Business Unity South Africa CEO Cas Coovadia has called on SMMEs to organise themselves into a coordinated body to ensure that the state complies with its 30-day payment promise. He said it was critical that this body pressured the state to pass appropriate regulations as small businesses were being destroyed by not being paid on time. Both the state and some in the private sector have committed to paying SMMEs within 30 days.
While the government made this promise years ago, 80% of national departments do not pay suppliers on time. Many big businesses adopted the 30-day payment practice during the early stages of the lockdown. Coovadia told Vutivi News that the most likely reason that departments were not reaching the target was because they did not have the appropriate systems and procedures in place to process payments.
“There is also no accountability,” he said. “SMMEs are very dependent on positive cash flows to survive. They often do not have sufficient working capital, so failure to pay them for services rendered in 30 days affects their cash flow and destroys confidence in working with (the government).” During a recent meeting held by Parliament’s Portfolio Committee on Small Business Development on the impact of the State of the Nation Address on SMMEs, it was revealed that of the 40 national departments, only eight achieved a 100% compliance rate for paying SMMEs on time.
They included the Small Business Development Department. It was further revealed that unpaid invoices for provincial departments amounted to R26.6 billion in the 2020/21 financial year, while at the national level it was R4.1 billion. Coovadia said that Busa was encouraging all businesses to pay SMMEs within 30 days.

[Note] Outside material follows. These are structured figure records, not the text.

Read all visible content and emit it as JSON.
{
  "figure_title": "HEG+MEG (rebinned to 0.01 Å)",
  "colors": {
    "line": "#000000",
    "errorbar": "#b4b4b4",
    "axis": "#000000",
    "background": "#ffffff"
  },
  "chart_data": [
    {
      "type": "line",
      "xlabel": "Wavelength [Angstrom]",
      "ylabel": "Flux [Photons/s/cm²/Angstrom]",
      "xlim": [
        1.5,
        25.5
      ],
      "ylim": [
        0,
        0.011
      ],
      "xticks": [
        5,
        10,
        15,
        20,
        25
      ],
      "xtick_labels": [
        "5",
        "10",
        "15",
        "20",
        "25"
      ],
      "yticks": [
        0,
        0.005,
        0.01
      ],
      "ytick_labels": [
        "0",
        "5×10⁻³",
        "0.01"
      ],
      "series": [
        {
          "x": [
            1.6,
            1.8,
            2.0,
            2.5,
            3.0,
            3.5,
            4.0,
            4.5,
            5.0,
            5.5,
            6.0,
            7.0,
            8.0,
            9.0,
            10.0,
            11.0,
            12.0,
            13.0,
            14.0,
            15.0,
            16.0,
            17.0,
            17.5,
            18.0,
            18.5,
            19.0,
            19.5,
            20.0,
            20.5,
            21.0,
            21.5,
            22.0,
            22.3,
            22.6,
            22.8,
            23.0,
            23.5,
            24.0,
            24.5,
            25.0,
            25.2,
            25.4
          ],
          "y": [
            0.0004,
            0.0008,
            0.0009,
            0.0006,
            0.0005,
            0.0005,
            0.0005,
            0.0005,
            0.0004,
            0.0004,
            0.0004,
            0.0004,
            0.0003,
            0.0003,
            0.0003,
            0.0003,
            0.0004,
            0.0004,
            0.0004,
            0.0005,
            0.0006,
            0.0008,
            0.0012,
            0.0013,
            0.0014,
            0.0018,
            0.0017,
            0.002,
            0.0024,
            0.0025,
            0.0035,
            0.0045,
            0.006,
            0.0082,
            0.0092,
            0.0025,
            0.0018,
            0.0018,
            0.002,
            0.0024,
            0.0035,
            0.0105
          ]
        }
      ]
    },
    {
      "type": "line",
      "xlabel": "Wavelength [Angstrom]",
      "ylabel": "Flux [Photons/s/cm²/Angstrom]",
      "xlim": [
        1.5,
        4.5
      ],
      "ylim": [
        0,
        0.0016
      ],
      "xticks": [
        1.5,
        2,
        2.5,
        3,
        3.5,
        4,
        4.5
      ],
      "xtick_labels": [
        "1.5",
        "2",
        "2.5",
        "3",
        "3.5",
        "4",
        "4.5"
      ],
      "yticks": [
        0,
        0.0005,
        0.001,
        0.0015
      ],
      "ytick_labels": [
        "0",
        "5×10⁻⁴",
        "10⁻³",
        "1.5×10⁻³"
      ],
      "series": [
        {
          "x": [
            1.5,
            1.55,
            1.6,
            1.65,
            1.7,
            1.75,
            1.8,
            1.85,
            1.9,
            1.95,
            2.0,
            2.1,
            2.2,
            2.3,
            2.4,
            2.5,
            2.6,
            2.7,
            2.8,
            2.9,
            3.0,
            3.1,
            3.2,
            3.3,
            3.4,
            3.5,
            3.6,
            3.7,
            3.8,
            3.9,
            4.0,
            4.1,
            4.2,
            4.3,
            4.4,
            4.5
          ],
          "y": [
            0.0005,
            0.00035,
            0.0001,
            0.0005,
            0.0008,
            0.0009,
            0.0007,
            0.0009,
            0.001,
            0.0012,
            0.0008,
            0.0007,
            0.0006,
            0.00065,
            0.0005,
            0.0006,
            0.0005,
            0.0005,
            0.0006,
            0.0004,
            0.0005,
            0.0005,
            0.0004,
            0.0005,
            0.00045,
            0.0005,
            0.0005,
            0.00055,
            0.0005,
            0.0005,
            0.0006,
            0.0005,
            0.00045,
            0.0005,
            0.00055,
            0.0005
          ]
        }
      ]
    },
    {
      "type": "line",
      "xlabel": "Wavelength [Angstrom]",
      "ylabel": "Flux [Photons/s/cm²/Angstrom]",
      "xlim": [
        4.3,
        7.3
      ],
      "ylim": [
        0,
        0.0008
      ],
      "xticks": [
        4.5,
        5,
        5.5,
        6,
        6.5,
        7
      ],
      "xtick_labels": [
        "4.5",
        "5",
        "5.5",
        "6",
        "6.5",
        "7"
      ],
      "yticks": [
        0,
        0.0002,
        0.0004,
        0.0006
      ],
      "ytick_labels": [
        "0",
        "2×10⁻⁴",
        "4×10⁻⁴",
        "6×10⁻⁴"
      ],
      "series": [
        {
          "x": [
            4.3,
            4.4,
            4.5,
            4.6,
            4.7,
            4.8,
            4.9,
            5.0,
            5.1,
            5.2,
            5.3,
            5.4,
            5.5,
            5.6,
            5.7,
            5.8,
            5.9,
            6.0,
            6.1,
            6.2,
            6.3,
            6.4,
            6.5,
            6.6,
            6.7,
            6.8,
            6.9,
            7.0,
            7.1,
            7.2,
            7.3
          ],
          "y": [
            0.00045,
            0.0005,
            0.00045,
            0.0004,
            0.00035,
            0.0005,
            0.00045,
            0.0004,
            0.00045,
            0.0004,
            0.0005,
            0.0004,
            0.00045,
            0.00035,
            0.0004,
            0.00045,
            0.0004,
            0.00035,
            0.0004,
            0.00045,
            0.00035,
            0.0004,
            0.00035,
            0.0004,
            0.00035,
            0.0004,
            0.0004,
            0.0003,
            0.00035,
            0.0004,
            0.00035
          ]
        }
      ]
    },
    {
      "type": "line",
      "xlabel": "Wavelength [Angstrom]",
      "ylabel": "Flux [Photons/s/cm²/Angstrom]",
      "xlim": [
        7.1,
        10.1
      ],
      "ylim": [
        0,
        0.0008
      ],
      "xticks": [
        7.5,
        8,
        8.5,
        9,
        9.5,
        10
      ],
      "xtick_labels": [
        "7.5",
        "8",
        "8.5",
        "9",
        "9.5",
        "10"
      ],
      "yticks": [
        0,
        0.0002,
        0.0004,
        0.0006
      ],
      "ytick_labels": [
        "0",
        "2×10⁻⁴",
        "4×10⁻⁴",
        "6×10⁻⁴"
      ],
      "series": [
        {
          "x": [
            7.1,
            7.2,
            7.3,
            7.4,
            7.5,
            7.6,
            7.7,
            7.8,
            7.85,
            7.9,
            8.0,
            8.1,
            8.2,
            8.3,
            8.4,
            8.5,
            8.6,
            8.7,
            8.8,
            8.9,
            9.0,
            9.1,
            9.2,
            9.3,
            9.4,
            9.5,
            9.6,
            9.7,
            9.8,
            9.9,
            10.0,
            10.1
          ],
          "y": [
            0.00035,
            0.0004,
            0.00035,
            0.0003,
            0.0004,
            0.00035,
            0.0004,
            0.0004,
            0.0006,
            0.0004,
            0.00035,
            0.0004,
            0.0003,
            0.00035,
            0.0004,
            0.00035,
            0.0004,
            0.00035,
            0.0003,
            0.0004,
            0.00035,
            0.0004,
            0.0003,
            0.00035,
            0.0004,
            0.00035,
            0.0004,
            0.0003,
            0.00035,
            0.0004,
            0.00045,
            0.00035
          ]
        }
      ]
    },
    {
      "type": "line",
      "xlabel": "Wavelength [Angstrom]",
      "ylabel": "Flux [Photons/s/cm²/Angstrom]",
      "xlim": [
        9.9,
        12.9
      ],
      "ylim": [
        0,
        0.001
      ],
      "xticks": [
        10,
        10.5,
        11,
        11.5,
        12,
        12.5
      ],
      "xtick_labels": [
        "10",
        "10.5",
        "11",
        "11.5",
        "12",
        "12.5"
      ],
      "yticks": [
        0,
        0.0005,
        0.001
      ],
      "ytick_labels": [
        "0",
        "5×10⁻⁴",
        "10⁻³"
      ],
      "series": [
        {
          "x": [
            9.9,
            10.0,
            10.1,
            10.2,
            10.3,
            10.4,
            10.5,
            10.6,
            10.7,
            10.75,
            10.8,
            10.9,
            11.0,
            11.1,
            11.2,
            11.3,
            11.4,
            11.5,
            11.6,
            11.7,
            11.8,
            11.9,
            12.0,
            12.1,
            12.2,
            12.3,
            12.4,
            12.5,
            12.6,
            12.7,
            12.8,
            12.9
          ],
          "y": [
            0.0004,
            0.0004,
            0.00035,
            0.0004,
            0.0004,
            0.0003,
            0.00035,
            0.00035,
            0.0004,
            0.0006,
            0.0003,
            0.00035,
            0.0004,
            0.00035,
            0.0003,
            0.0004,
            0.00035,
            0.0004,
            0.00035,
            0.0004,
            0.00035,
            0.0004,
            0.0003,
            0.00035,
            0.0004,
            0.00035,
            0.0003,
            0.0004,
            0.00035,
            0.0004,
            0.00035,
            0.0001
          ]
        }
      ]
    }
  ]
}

“We launched a campaign last year to promote this, and the results have generally been good,” he said. “We believe corporate companies must pay SMMEs in 30 days. This will enable SMMEs to manage cashflow and to survive and grow, with the resulting positive impact on the economy,” he also said. The #PayIn30 initiative is spearheaded by Business for South Africa (B4SA) and is supported by a number of organisations including Busa, the Small Business Institute and the Black Business Council.